Hence, it is important to establish “good enough”. That is, the engineer would need to work with the sponsor to come up with the metric threshold that would satisfy their use case. For example, if a model currently has mAP = 0.50, and FPS = 60, and the engineer knows that inference speed, for various reasons, would only need to be around 30, then they would be able to increase image size further to potentially increase mAP while accepting the FPS reduction.

It is also good to bear in mind diminishing returns. In the case above, if the FPS went down to 30 and the mAP went up to 0.52, would the trade-off be worth it? No in most cases. Thus, running through various parameters to find a good trade-off is important in such cases.

Adjusting Thresholds for Inference - Confidence and Non-max Suppression (NMS)#

When a model makes an inference, it will give a confidence level of the object’s class. If the confidence does not meet or exceed the threshold, then it will not be included.

Similarly, when a model makes duplicative inference on the same object, meaning it has two or more bounding boxes on the same object, there has to be a mechanism to suppress these duplicative boxes.

Thus, the engineer may use the Confidence and/or NMS threshold to ensure to adjust the precision and recall of the model.

To show this, consider the output below. Such a table can be generated by running the model on a combination of possible threshold values.

Confidence

NMS

IOU

Precision

Recall

F1 Score

0.3

0.1

0.5

0.697

0.752

0.724

0.5

0.1

0.5

0.750

0.732

0.741

0.7

0.1

0.5

0.811

0.697

0.750

0.3

0.4

0.5

0.640

0.789

0.707

0.5

0.4

0.5

0.718

0.759

0.738

0.7

0.4

0.5

0.794

0.717

0.754

0.3

0.7

0.5

0.579

0.800

0.672

0.5

0.7

0.5

0.682

0.768

0.722

0.7

0.7

0.5

0.774

0.723

0.747

It is clear here that Confidence and NMS threshold can appear to be at odds with each other. As Confidence Threshold is increases, the Precision increases, but Recall is lower. Conversely, a higher NMS threshold gives better recall.

Prioritising Precision or Recall#

As stated above, the AI Engineer has to continually engage with the product owner in determining which to prioritise. Obviously, they can also rely on F1-Score to harmonise the two. However, do keep in mind the following:

  1. Choose Precision if quality is the the priority of the model. That is, it needs to identify objects and their classes.

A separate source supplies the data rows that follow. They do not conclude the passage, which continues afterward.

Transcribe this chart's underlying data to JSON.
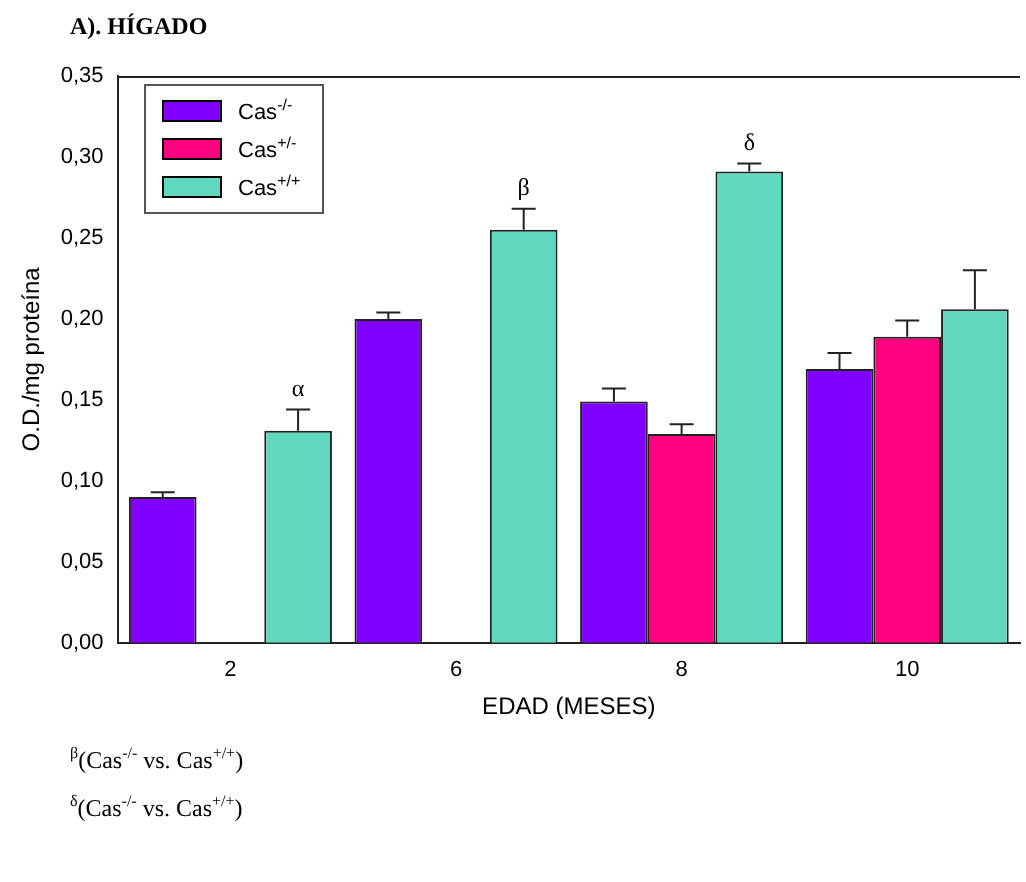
{
  "chart_data": {
    "type": "bar",
    "title": "A). HÍGADO",
    "xlabel": "EDAD (MESES)",
    "ylabel": "O.D./mg proteína",
    "categories": [
      "2",
      "6",
      "8",
      "10"
    ],
    "series": [
      {
        "name": "Cas$^{-/-}$",
        "color": "#8000ff",
        "values": [
          0.09,
          0.2,
          0.149,
          0.169
        ],
        "errors": [
          [
            0.09,
            0.093
          ],
          [
            0.2,
            0.204
          ],
          [
            0.149,
            0.157
          ],
          [
            0.169,
            0.179
          ]
        ]
      },
      {
        "name": "Cas$^{+/-}$",
        "color": "#ff0080",
        "values": [
          null,
          null,
          0.129,
          0.189
        ],
        "errors": [
          null,
          null,
          [
            0.129,
            0.135
          ],
          [
            0.189,
            0.199
          ]
        ]
      },
      {
        "name": "Cas$^{+/+}$",
        "color": "#60d8bf",
        "values": [
          0.131,
          0.255,
          0.291,
          0.206
        ],
        "errors": [
          [
            0.131,
            0.144
          ],
          [
            0.255,
            0.268
          ],
          [
            0.291,
            0.296
          ],
          [
            0.206,
            0.23
          ]
        ],
        "value_labels": [
          "α",
          "β",
          "δ",
          null
        ]
      }
    ],
    "ylim": [
      0,
      0.35
    ],
    "yticks": [
      {
        "value": 0,
        "label": "0,00"
      },
      {
        "value": 0.05,
        "label": "0,05"
      },
      {
        "value": 0.1,
        "label": "0,10"
      },
      {
        "value": 0.15,
        "label": "0,15"
      },
      {
        "value": 0.2,
        "label": "0,20"
      },
      {
        "value": 0.25,
        "label": "0,25"
      },
      {
        "value": 0.3,
        "label": "0,30"
      },
      {
        "value": 0.35,
        "label": "0,35"
      }
    ],
    "grid": false,
    "legend": "top left",
    "annotations": [
      "$^{β}$(Cas$^{-/-}$ vs. Cas$^{+/+}$)",
      "$^{δ}$(Cas$^{-/-}$ vs. Cas$^{+/+}$)"
    ]
  }
}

  2. Choose Recall if quantity is the priority of the model. That is, it needs to identify many more objects without caring too much about whether the class was correctly identified.

Conclusion#

This article addresses the conventional metrics for object detection and instance segmentation in the context of pushing a product. Beyond simply calculating these metrics, the AI Engineer would do well look out for granular details when evaluating the metrics in order to give a more accurate picture of model performance.